Çok daha sonra entellektüel geviş getir veya bandı geri sar. Konuşmaları ve davranışları yeniden düşün, tahlil et. Kendine sorular sor; bu insan neden beni üzdü? Hayatımdaki anlamı ve sebebi ne? Bana ne öğretmek istedi.? Evet Guy ne demek istediğimi anladın değil mi..? Bu hayatta herşeyin sebep ve sonuç ilişkileri vardır. Başımıza gelen bütün iyi ve kötü, sevimli ve sıkıcı durumlar, her zaman tam zamanında ve olması gerektiği için başımıza geliyor. Bu gelenleri değiştirmek elimizde mi? Aslında evet; eğer başımıza iyi ve keyifli, mutlu edici şeyler gelirse bunları hak etmek için neler yaptığımızı gözden geçirip devamını sağlamamız gerekiyor. Yani aynı güzel ve iyi davranışları, duyguları işlememiz gerekiyor.
Tam tersine, işler yolunda gitmiyorsa herşey karanlık, olumsuz ve ters gidiyorsa, mutlaka yalnış hamleler veya kötü düşüncelerle beynimizi, ruhumuzu bulandırmışız demektir. İşte o zaman oturup kendimize acınıp, yazıklanacağımıza, karalar bağlayıp ve etrafımızı da huzursuz edeceğimize, kendimizi yeniden sorgulamak gerekiyor. Nerede hata yaptım? Niçin kötü ve yürek acıtıcı sözler sarfettim? Niçin bencillik ve kıskançlık dolu hislerle bindiğim dalı kestim? Niçin geri dönülmez ölümcül hatalar yaptım? Hep ben mi haklıyım, yoksa sütten çıkmış ak kaşık değil miyim?
İşte bu kavşakta bir yol ayrımına gireceksin. Eğer kendini sorgulayıp, kabahatli veya yanlış davranışlar içinde olduğunun farkına varırsan, aksilikler, uğursuzlukar veya felaketler tekrar tekrar başına gelmiyor. Çünkü o musibetlerden çıkarsadığın dersleri iyicene fark ettiğinden aynı hataları yapmıyorsun.Böylece aynı acı tecrübeleri hayat yeniden karşına çıkarmıyor.
Teptiğin her güzellik, iyilik, sevgi, bereket, sana çirkinlik, kötülük, nefret, hastalık, yoksulluk olarak bumerang gibi geri dönüyor.
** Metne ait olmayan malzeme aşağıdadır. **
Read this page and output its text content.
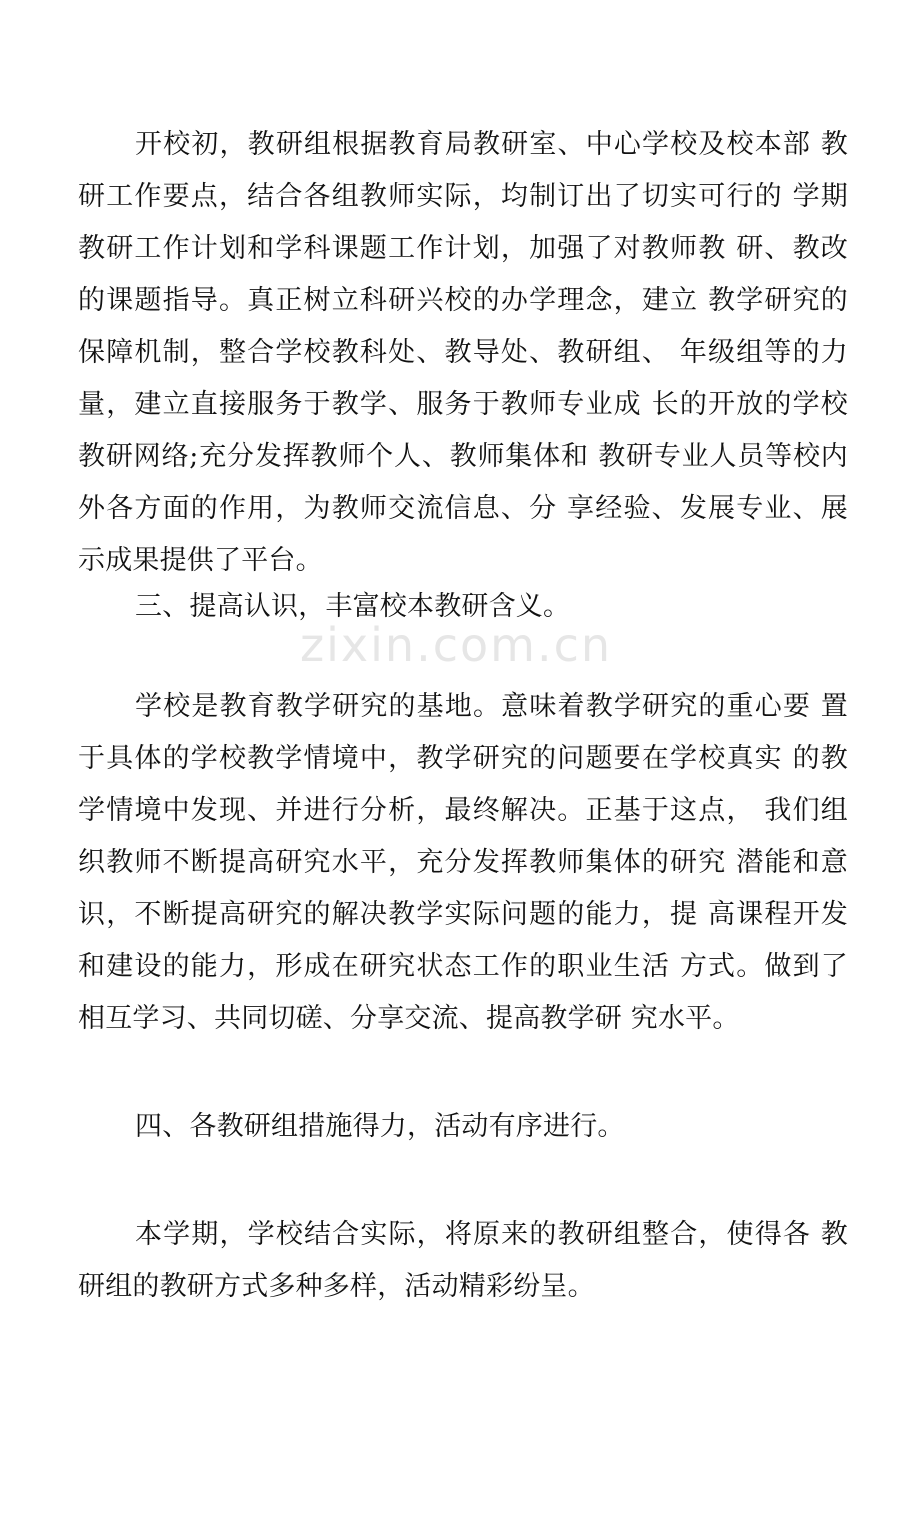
zixin.com.cn

开校初，教研组根据教育局教研室、中心学校及校本部 教研工作要点，结合各组教师实际，均制订出了切实可行的 学期教研工作计划和学科课题工作计划，加强了对教师教 研、教改的课题指导。真正树立科研兴校的办学理念，建立 教学研究的保障机制，整合学校教科处、教导处、教研组、 年级组等的力量，建立直接服务于教学、服务于教师专业成 长的开放的学校教研网络;充分发挥教师个人、教师集体和 教研专业人员等校内外各方面的作用，为教师交流信息、分 享经验、发展专业、展示成果提供了平台。

三、提高认识，丰富校本教研含义。

学校是教育教学研究的基地。意味着教学研究的重心要 置于具体的学校教学情境中，教学研究的问题要在学校真实 的教学情境中发现、并进行分析，最终解决。正基于这点， 我们组织教师不断提高研究水平，充分发挥教师集体的研究 潜能和意识，不断提高研究的解决教学实际问题的能力，提 高课程开发和建设的能力，形成在研究状态工作的职业生活 方式。做到了相互学习、共同切磋、分享交流、提高教学研 究水平。

四、各教研组措施得力，活动有序进行。

本学期，学校结合实际，将原来的教研组整合，使得各 教研组的教研方式多种多样，活动精彩纷呈。
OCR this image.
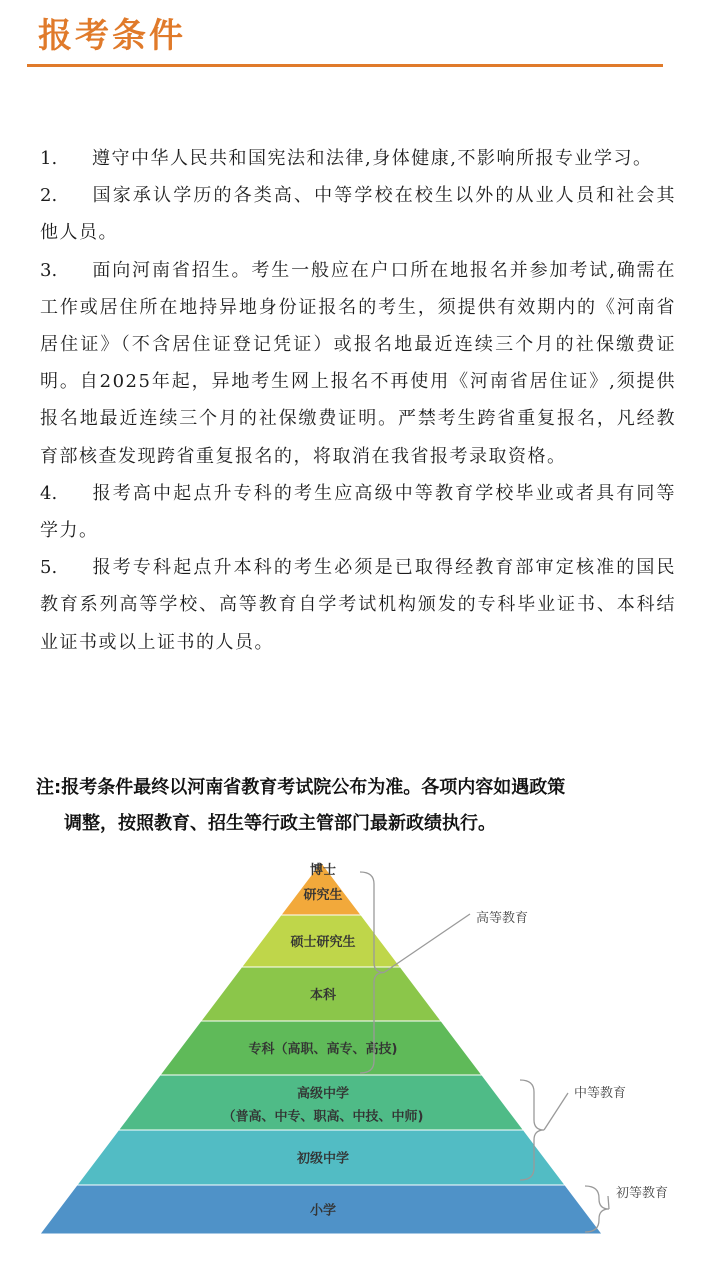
报考条件
1. 遵守中华人民共和国宪法和法律,身体健康,不影响所报专业学习。
2. 国家承认学历的各类高、中等学校在校生以外的从业人员和社会其他人员。
3. 面向河南省招生。考生一般应在户口所在地报名并参加考试,确需在工作或居住所在地持异地身份证报名的考生，须提供有效期内的《河南省居住证》（不含居住证登记凭证）或报名地最近连续三个月的社保缴费证明。自2025年起，异地考生网上报名不再使用《河南省居住证》,须提供报名地最近连续三个月的社保缴费证明。严禁考生跨省重复报名，凡经教育部核查发现跨省重复报名的，将取消在我省报考录取资格。
4. 报考高中起点升专科的考生应高级中等教育学校毕业或者具有同等学力。
5. 报考专科起点升本科的考生必须是已取得经教育部审定核准的国民教育系列高等学校、高等教育自学考试机构颁发的专科毕业证书、本科结业证书或以上证书的人员。
注:报考条件最终以河南省教育考试院公布为准。各项内容如遇政策
调整，按照教育、招生等行政主管部门最新政绩执行。
博士
研究生
硕士研究生
本科
专科（高职、高专、高技)
高级中学
（普高、中专、职高、中技、中师)
初级中学
小学
高等教育
中等教育
初等教育
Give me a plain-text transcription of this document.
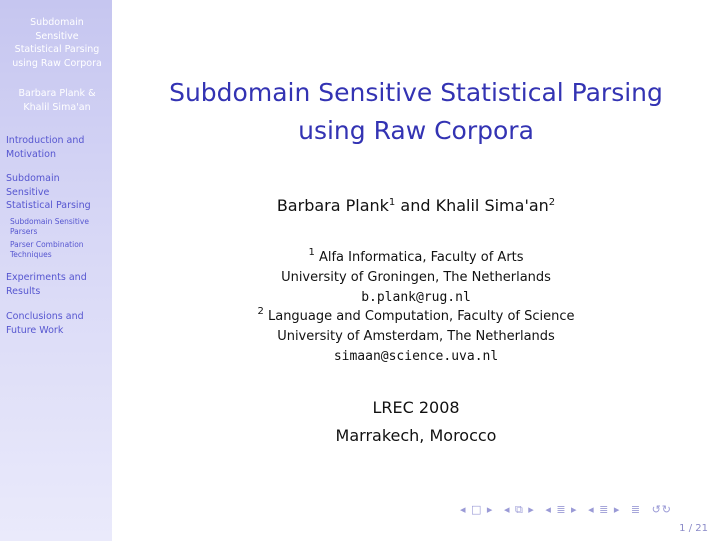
Subdomain
Sensitive
Statistical Parsing
using Raw Corpora
Barbara Plank &
Khalil Sima'an
Introduction and
Motivation
Subdomain
Sensitive
Statistical Parsing
Subdomain Sensitive
Parsers
Parser Combination
Techniques
Experiments and
Results
Conclusions and
Future Work
Subdomain Sensitive Statistical Parsing
using Raw Corpora
Barbara Plank$^1$ and Khalil $Sima'an^2$
$^1$ Alfa Informatica, Faculty of Arts
University of Groningen, The Netherlands
b.plank@rug.nl
$^2$ Language and Computation, Faculty of Science
University of Amsterdam, The Netherlands
simaan@science.uva.nl
LREC 2008
Marrakech, Morocco
◂ □ ▸ ◂ ⧉ ▸ ◂ ≣ ▸ ◂ ≣ ▸ ≣ ↺↻
1 / 21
Tam tersine ürettiğin her güzel duygu, onardığın her yürek, yaptığın her iyilik vefa, ve minnet duyguları, sevecenlik yine sana iyilik, mutluluk, sağlık, bereket olarak bumerang gibi geri dönüyor. Kısacası ne ekiyorsan onu biçiyorsun...
Sevgili minik oğlum, hayat hep ekmeler, biçmeler ve hasat zamanlarıyla dolu olarak akıp gidiyor.
Biliyormusun, seni, kardeşini ve kuzinini o kadar özledim ki buram buram burnumda tütüyorsunuz.Kavuşmamıza az kaldı. Tanrı’ya bana verdiği, layık gördüğü herşey için teşekkür ediyorum. Özellikle siz üç canımın, yani senin, Maya’nın ve Sary’nin varlığı için sonsuz minnetarım.